Alongside this re-release is the special opportunity to see “Parasite” in a brand-new, yet old-fashioned manner: Neon has greenlit the release of a black-and-white version of the film, done on the special request of Bong. Some might scoff at this practice — at one point it was all the rage to colorize old films, and now we’ve reached the point where we’re decolorizing new films. But this trick isn’t completely novel, having been done by recent films such as “Mad Max: Fury Road” (2015) — a movie which director Bong has declared himself a big fan of — in addition to Bong’s own film “Mother” (2009) back in 2013.
So what’s the point? It isn’t some creative choice vital to the artistic vision of the film; “Parasite” wasn’t made with a monochrome palette in mind, unlike 2019’s Best Foreign Language Film winner “Roma” (2018). In an interview at the black-and-white film’s premiere at the Rotterdam Film Festival, director Bong explains how he, his director of photography and the film’s colorist had to go back over each frame and correct grading in order to make it look pristine. No, the answer is not so auteurist, but it’s still a matter of personal vision — in the same interview, Bong explains that part of the decision to decolorize was simple vanity, a sort of childhood wish fulfillment. To him, many of the classics are black-and-white, so why not make his crown jewel project a little more classic?

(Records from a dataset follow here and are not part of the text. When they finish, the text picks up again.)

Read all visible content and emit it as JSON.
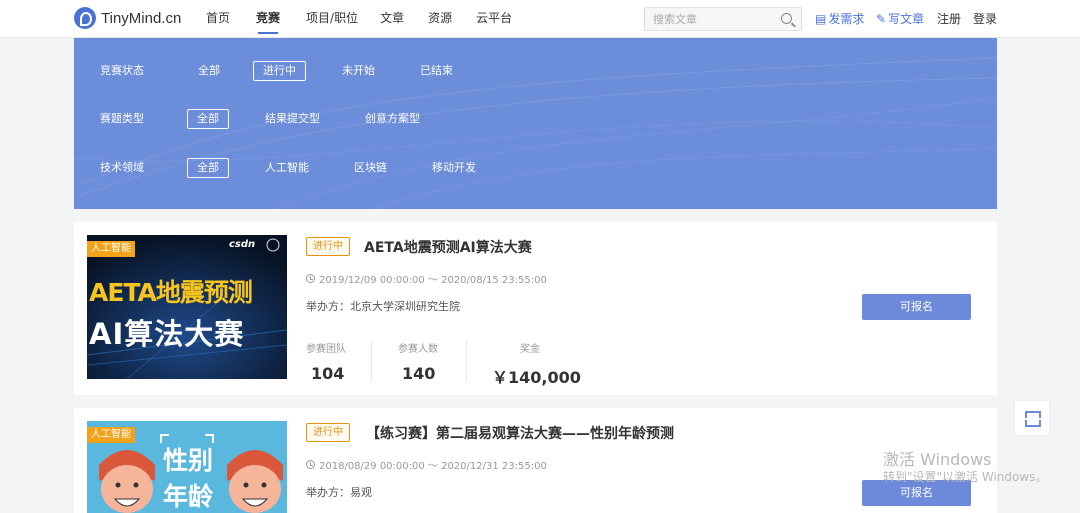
{
  "header": {
    "brand": "TinyMind.cn",
    "nav": [
      "首页",
      "竞赛",
      "项目/职位",
      "文章",
      "资源",
      "云平台"
    ],
    "active_nav": 1,
    "search_placeholder": "搜索文章",
    "post_demand": "发需求",
    "write_article": "写文章",
    "register": "注册",
    "login": "登录"
  },
  "filters": [
    {
      "label": "竞赛状态",
      "options": [
        "全部",
        "进行中",
        "未开始",
        "已结束"
      ],
      "selected": 1
    },
    {
      "label": "赛题类型",
      "options": [
        "全部",
        "结果提交型",
        "创意方案型"
      ],
      "selected": 0
    },
    {
      "label": "技术领域",
      "options": [
        "全部",
        "人工智能",
        "区块链",
        "移动开发"
      ],
      "selected": 0
    }
  ],
  "competitions": [
    {
      "tag": "人工智能",
      "status": "进行中",
      "title": "AETA地震预测AI算法大赛",
      "date": "2019/12/09 00:00:00 ～ 2020/08/15 23:55:00",
      "host": "举办方：北京大学深圳研究生院",
      "button": "可报名",
      "thumb_brand": "csdn",
      "thumb_line1": "AETA地震预测",
      "thumb_line2": "AI算法大赛",
      "stats": [
        {
          "label": "参赛团队",
          "value": "104"
        },
        {
          "label": "参赛人数",
          "value": "140"
        },
        {
          "label": "奖金",
          "value": "￥140,000"
        }
      ]
    },
    {
      "tag": "人工智能",
      "status": "进行中",
      "title": "【练习赛】第二届易观算法大赛——性别年龄预测",
      "date": "2018/08/29 00:00:00 ～ 2020/12/31 23:55:00",
      "host": "举办方：易观",
      "button": "可报名",
      "thumb_line1": "性别",
      "thumb_line2": "年龄"
    }
  ],
  "watermark": {
    "line1": "激活 Windows",
    "line2": "转到\"设置\"以激活 Windows。"
  },
  "colors": {
    "accent": "#4a73d6",
    "banner": "#6c8dd9",
    "status": "#e8920f",
    "tag": "#f2a21b"
  }
}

Casting the world in grayscale didn’t magically transform the film into some new creature; it’s still “Parasite,” with all the same thrills and laughs and gasps. This was my third viewing of the film, and it remained as powerful as my first, and that’s thanks to the masterful direction, writing and performances — elements that unsurprisingly proved stronger than the realism that color adds.
But the decolorization does have its consequences, and some of these effects were delightfully appropriate to the film’s portrayal of class conflict. With only white and black and the grays in-between, the contrast between the affluent Parks and the crafty but low-on-cash Kims is substantively starker (the film’s promotional materials, with black or white bars placed over the eyes of both families, comes to mind). The palatial home of the Parks is all the brighter, with the glass walls and wide windows letting in buckets of whitewashing light. While the affluent are graced with lighter tones, the Kim sub-basement home is noticeably drearier, the dim light beam that leaks in from the narrow window feeble in contrast to all the deep gray that surrounds it. Without the distraction of color, movement and performance became more important, the sound of Min’s feet sticking to the unclean Kim home floor becoming distinct. All these elements were there in the color film, but in the monochromatic makeover they are underscored and augmented.
Other aspects of the film are more or less in line with Bong’s aspirational musings. He’d be happy to hear that being black-and-white did lend “Parasite” a slightly more old-timey, prestigious feel. At the same time, the image quality was anachronistically clear and well-defined, lacking the grainy texture and slight haziness endemic to that era. This visual discordance isn’t a nuisance though — in fact, it imbued the film with something of a timeless quality. Despite being set in and specific to Seoul, “Parasite” has resonated with audiences across the world.In an interview with Birth.Movies.Death., Bong himself credits this to the fact that “essentially, we all live in the same country: Capitalism.” The strangely classic yet modern feel of the film made it all the more universal.